Unter großem Beifall stellte die ugandische Frauenorganisation ISIS Anfang Juli der Öffentlichkeit in Kampala den Bericht über den von medica mondiale geförderten medizinischen Einsatz im Land vor. Gleichzeitig präsentierten die ISIS-Mitarbeiterinnen das mit Unterstützung von medica mondiale entwickelte Schulungs-Handbuch für Angestellte im Gesundheitssektor. Mitherausgeber ist das ugandische Gesundheitsministerium.

Ein besonderer Erfolg: Das Handbuch kommt als Standardwerk für Schulungen aller Abteilungen des ugandischen Gesundheitsministeriums im Umgang mit traumatisierten Menschen zum Einsatz.

Demokratische Republik Kongo

Demokratie-Preis für PAIF-Direktorin Immaculee Birhaheka, die Direktorin des medica mondiale-Partnerprojekts PAIF (Promotion et Appui Aux Initiatives Feminines) in der DR Kongo, ist eine der diesjährigen Preisträgerinnen des Demokratie-Preises der renommierten amerikanischen Stiftung „National Endowment for Democracy“.

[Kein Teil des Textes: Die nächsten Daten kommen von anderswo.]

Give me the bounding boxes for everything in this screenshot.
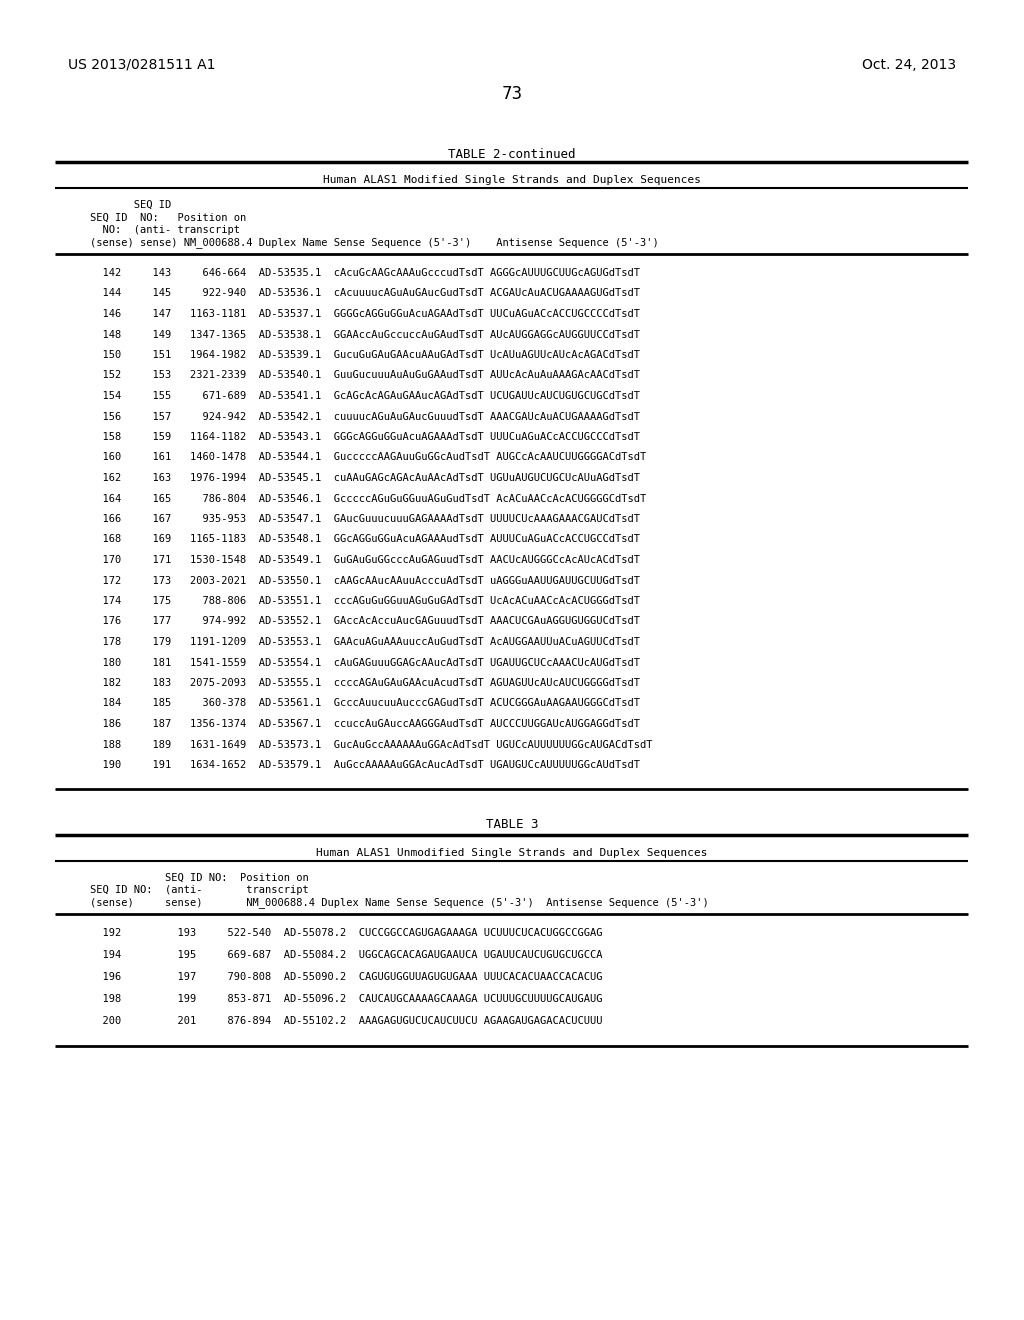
Text: 162     163   1976-1994  AD-53545.1  cuAAuGAGcAGAcAuAAcAdTsdT UGUuAUGUCUGCUcAUuA: 162 163 1976-1994 AD-53545.1 cuAAuGAGcAG… xyxy=(90,473,640,483)
Text: SEQ ID NO:  Position on: SEQ ID NO: Position on xyxy=(90,873,309,883)
Text: 166     167     935-953  AD-53547.1  GAucGuuucuuuGAGAAAAdTsdT UUUUCUcAAAGAAACGAU: 166 167 935-953 AD-53547.1 GAucGuuucuuuG… xyxy=(90,513,640,524)
Text: Oct. 24, 2013: Oct. 24, 2013 xyxy=(862,58,956,73)
Text: 192         193     522-540  AD-55078.2  CUCCGGCCAGUGAGAAAGA UCUUUCUCACUGGCCGGAG: 192 193 522-540 AD-55078.2 CUCCGGCCAGUGA… xyxy=(90,928,602,939)
Text: 178     179   1191-1209  AD-53553.1  GAAcuAGuAAAuuccAuGudTsdT AcAUGGAAUUuACuAGUU: 178 179 1191-1209 AD-53553.1 GAAcuAGuAAA… xyxy=(90,638,640,647)
Text: (sense)     sense)       NM_000688.4 Duplex Name Sense Sequence (5'-3')  Antisen: (sense) sense) NM_000688.4 Duplex Name S… xyxy=(90,898,709,908)
Text: 146     147   1163-1181  AD-53537.1  GGGGcAGGuGGuAcuAGAAdTsdT UUCuAGuACcACCUGCCC: 146 147 1163-1181 AD-53537.1 GGGGcAGGuGG… xyxy=(90,309,640,319)
Text: 152     153   2321-2339  AD-53540.1  GuuGucuuuAuAuGuGAAudTsdT AUUcAcAuAuAAAGAcAA: 152 153 2321-2339 AD-53540.1 GuuGucuuuAu… xyxy=(90,371,640,380)
Text: SEQ ID: SEQ ID xyxy=(90,201,171,210)
Text: 170     171   1530-1548  AD-53549.1  GuGAuGuGGcccAuGAGuudTsdT AACUcAUGGGCcAcAUcA: 170 171 1530-1548 AD-53549.1 GuGAuGuGGcc… xyxy=(90,554,640,565)
Text: SEQ ID NO:  (anti-       transcript: SEQ ID NO: (anti- transcript xyxy=(90,884,309,895)
Text: SEQ ID  NO:   Position on: SEQ ID NO: Position on xyxy=(90,213,246,223)
Text: 180     181   1541-1559  AD-53554.1  cAuGAGuuuGGAGcAAucAdTsdT UGAUUGCUCcAAACUcAU: 180 181 1541-1559 AD-53554.1 cAuGAGuuuGG… xyxy=(90,657,640,668)
Text: 200         201     876-894  AD-55102.2  AAAGAGUGUCUCAUCUUCU AGAAGAUGAGACACUCUUU: 200 201 876-894 AD-55102.2 AAAGAGUGUCUCA… xyxy=(90,1016,602,1026)
Text: 148     149   1347-1365  AD-53538.1  GGAAccAuGccuccAuGAudTsdT AUcAUGGAGGcAUGGUUC: 148 149 1347-1365 AD-53538.1 GGAAccAuGcc… xyxy=(90,330,640,339)
Text: 164     165     786-804  AD-53546.1  GcccccAGuGuGGuuAGuGudTsdT AcACuAACcAcACUGGG: 164 165 786-804 AD-53546.1 GcccccAGuGuGG… xyxy=(90,494,646,503)
Text: NO:  (anti- transcript: NO: (anti- transcript xyxy=(90,224,240,235)
Text: 142     143     646-664  AD-53535.1  cAcuGcAAGcAAAuGcccudTsdT AGGGcAUUUGCUUGcAGU: 142 143 646-664 AD-53535.1 cAcuGcAAGcAAA… xyxy=(90,268,640,279)
Text: Human ALAS1 Modified Single Strands and Duplex Sequences: Human ALAS1 Modified Single Strands and … xyxy=(323,176,701,185)
Text: 188     189   1631-1649  AD-53573.1  GucAuGccAAAAAAuGGAcAdTsdT UGUCcAUUUUUUGGcAU: 188 189 1631-1649 AD-53573.1 GucAuGccAAA… xyxy=(90,739,652,750)
Text: TABLE 2-continued: TABLE 2-continued xyxy=(449,148,575,161)
Text: 160     161   1460-1478  AD-53544.1  GucccccAAGAuuGuGGcAudTsdT AUGCcAcAAUCUUGGGG: 160 161 1460-1478 AD-53544.1 GucccccAAGA… xyxy=(90,453,646,462)
Text: 198         199     853-871  AD-55096.2  CAUCAUGCAAAAGCAAAGA UCUUUGCUUUUGCAUGAUG: 198 199 853-871 AD-55096.2 CAUCAUGCAAAAG… xyxy=(90,994,602,1005)
Text: 73: 73 xyxy=(502,84,522,103)
Text: 144     145     922-940  AD-53536.1  cAcuuuucAGuAuGAucGudTsdT ACGAUcAuACUGAAAAGU: 144 145 922-940 AD-53536.1 cAcuuuucAGuAu… xyxy=(90,289,640,298)
Text: 154     155     671-689  AD-53541.1  GcAGcAcAGAuGAAucAGAdTsdT UCUGAUUcAUCUGUGCUG: 154 155 671-689 AD-53541.1 GcAGcAcAGAuGA… xyxy=(90,391,640,401)
Text: 158     159   1164-1182  AD-53543.1  GGGcAGGuGGuAcuAGAAAdTsdT UUUCuAGuACcACCUGCC: 158 159 1164-1182 AD-53543.1 GGGcAGGuGGu… xyxy=(90,432,640,442)
Text: 190     191   1634-1652  AD-53579.1  AuGccAAAAAuGGAcAucAdTsdT UGAUGUCcAUUUUUGGcA: 190 191 1634-1652 AD-53579.1 AuGccAAAAAu… xyxy=(90,760,640,770)
Text: Human ALAS1 Unmodified Single Strands and Duplex Sequences: Human ALAS1 Unmodified Single Strands an… xyxy=(316,847,708,858)
Text: 172     173   2003-2021  AD-53550.1  cAAGcAAucAAuuAcccuAdTsdT uAGGGuAAUUGAUUGCUU: 172 173 2003-2021 AD-53550.1 cAAGcAAucAA… xyxy=(90,576,640,586)
Text: 176     177     974-992  AD-53552.1  GAccAcAccuAucGAGuuudTsdT AAACUCGAuAGGUGUGGU: 176 177 974-992 AD-53552.1 GAccAcAccuAuc… xyxy=(90,616,640,627)
Text: 156     157     924-942  AD-53542.1  cuuuucAGuAuGAucGuuudTsdT AAACGAUcAuACUGAAAA: 156 157 924-942 AD-53542.1 cuuuucAGuAuGA… xyxy=(90,412,640,421)
Text: 184     185     360-378  AD-53561.1  GcccAuucuuAucccGAGudTsdT ACUCGGGAuAAGAAUGGG: 184 185 360-378 AD-53561.1 GcccAuucuuAuc… xyxy=(90,698,640,709)
Text: 168     169   1165-1183  AD-53548.1  GGcAGGuGGuAcuAGAAAudTsdT AUUUCuAGuACcACCUGC: 168 169 1165-1183 AD-53548.1 GGcAGGuGGuA… xyxy=(90,535,640,544)
Text: 186     187   1356-1374  AD-53567.1  ccuccAuGAuccAAGGGAudTsdT AUCCCUUGGAUcAUGGAG: 186 187 1356-1374 AD-53567.1 ccuccAuGAuc… xyxy=(90,719,640,729)
Text: (sense) sense) NM_000688.4 Duplex Name Sense Sequence (5'-3')    Antisense Seque: (sense) sense) NM_000688.4 Duplex Name S… xyxy=(90,238,658,248)
Text: 150     151   1964-1982  AD-53539.1  GucuGuGAuGAAcuAAuGAdTsdT UcAUuAGUUcAUcAcAGA: 150 151 1964-1982 AD-53539.1 GucuGuGAuGA… xyxy=(90,350,640,360)
Text: 174     175     788-806  AD-53551.1  cccAGuGuGGuuAGuGuGAdTsdT UcAcACuAACcAcACUGG: 174 175 788-806 AD-53551.1 cccAGuGuGGuuA… xyxy=(90,597,640,606)
Text: 194         195     669-687  AD-55084.2  UGGCAGCACAGAUGAAUCA UGAUUCAUCUGUGCUGCCA: 194 195 669-687 AD-55084.2 UGGCAGCACAGAU… xyxy=(90,950,602,960)
Text: 196         197     790-808  AD-55090.2  CAGUGUGGUUAGUGUGAAA UUUCACACUAACCACACUG: 196 197 790-808 AD-55090.2 CAGUGUGGUUAGU… xyxy=(90,972,602,982)
Text: TABLE 3: TABLE 3 xyxy=(485,818,539,832)
Text: 182     183   2075-2093  AD-53555.1  ccccAGAuGAuGAAcuAcudTsdT AGUAGUUcAUcAUCUGGG: 182 183 2075-2093 AD-53555.1 ccccAGAuGAu… xyxy=(90,678,640,688)
Text: US 2013/0281511 A1: US 2013/0281511 A1 xyxy=(68,58,215,73)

Birhahekas Arbeit bei PAIF stellt sie sie aufgrund der andauernden gewaltsamen Auseinandersetzungen im Osten des Landes und der damit zunehmenden Zahl von hungernden Menschen, aber auch wegen der immer extremer werdenden Gewalt gegen Frauen vor täglich neue Probleme. So erreichte uns Ende Mai ein Hilferuf von PAIF, der uns zu schnellem und unbürokratischem Handeln veranlasste: „Frauen und Kinder sterben vor Hunger …“ hieß es. medica mondiale leistete für 1.000 Euro Soforthilfe.

Seit 2004 fördert medica mondiale ein medizinisch-soziales Projekt der Frauenorganisation PAIF in Goma, das zum Ziel hat, schwer traumatisierte und zumeist von ihren Familien ausgegrenzte Frauen zu stärken. Die Anzahl der hilfebedürftigen Frauen und Mädchen steigt täglich.

Null-Toleranz gegenüber sexualisierter Gewalt durch EU-Soldaten im Kongo!

Mit der EU-Mission und den Wahlen geriet der Kongo im Juli erneut ins Blickfeld der Weltöffentlichkeit. medica mondiale thematisierte in diesem Zusammenhang wiederum die Menschenrechtsverletzungen von Frauen und Mädchen durch Soldaten der Friedenstruppen: „Trotz der Politik der Null-Toleranz der NATO gegenüber sexualisierter Gewalt und Vergewaltigung durch Soldaten und Friedenstruppen wissen wir, dass diese Standards noch nicht Bestandteil der militärischen Ausbildung sind«, so Monika Hauser. In einem Schreiben an hochrangige Vertreter der europäischen Politik sowie nationaler und internationaler Regierungs- und Nichtregierungsorganisationen forderte medica mondiale Schutz, professionelle Unterstützung
und Gerechtigkeit für die betroffenen Frauen.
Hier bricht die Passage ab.